The Health Care Myth: Lies and Empty Political Promises

Under a socialized healthcare system, subjective value judgments are a necessary part of evaluating whose condition or state of health deserve priority and hence treatment. This is an unavoidable consequence of the law of scarcity and excess demand: You make something “free,” and reactionary people tend to over consume it while the supply diminishes. Subsequently, the government must ration care and medicine via something that Sen. Ted Cruz and others called “death panels,” which is a very familiar concept to UK citizens who are trapped in that country’s National Health Service.

Measuring good quality of life is one of the main problems in making such evaluations. As an example, is a blind person more worthy of a heart surgery than a person who sees perfectly but has ovarian cancer? This creates an additional problem in preventive treatment: If quality of life is measured on an ad hoc basis, an ailment that leads to poor quality of life later on should be treated immediately. Not treating it would diminish one’s comparative value against others in the future.

Circling back to my family’s experience in Finland, even with extremely high payroll taxes deducted from our paychecks, our family came to learn firsthand how “free” was far from it. When government makes healthcare “free,” not only would you pay for all of it through higher taxes, but also with something far more valuable than money. And something that none of us can ever regain: Time.

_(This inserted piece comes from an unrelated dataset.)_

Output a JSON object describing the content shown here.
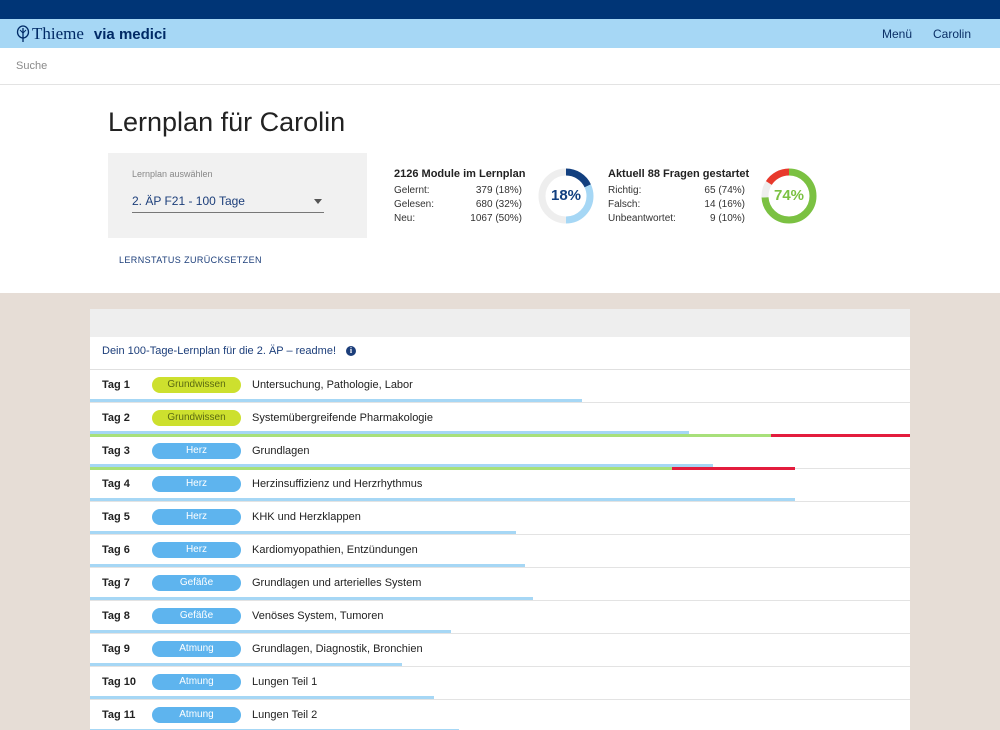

The True Cost of Health Care

With the cultural, political, economic and philosophical direction of the progressives in America, the US will sadly become a copy of a European-style system. It will have universal dependency augmented by bureaucrats whose main concern is anything but saving time or taxpayer money. That being said, I beg of Americans to think deeply about the ramification of these so-called noble government programs, which promise Heaven on Earth. More often than not, these blatant lies deliver unhealthy dose of taxes, long waiting times, and most importantly, deadly rationing via government death panels.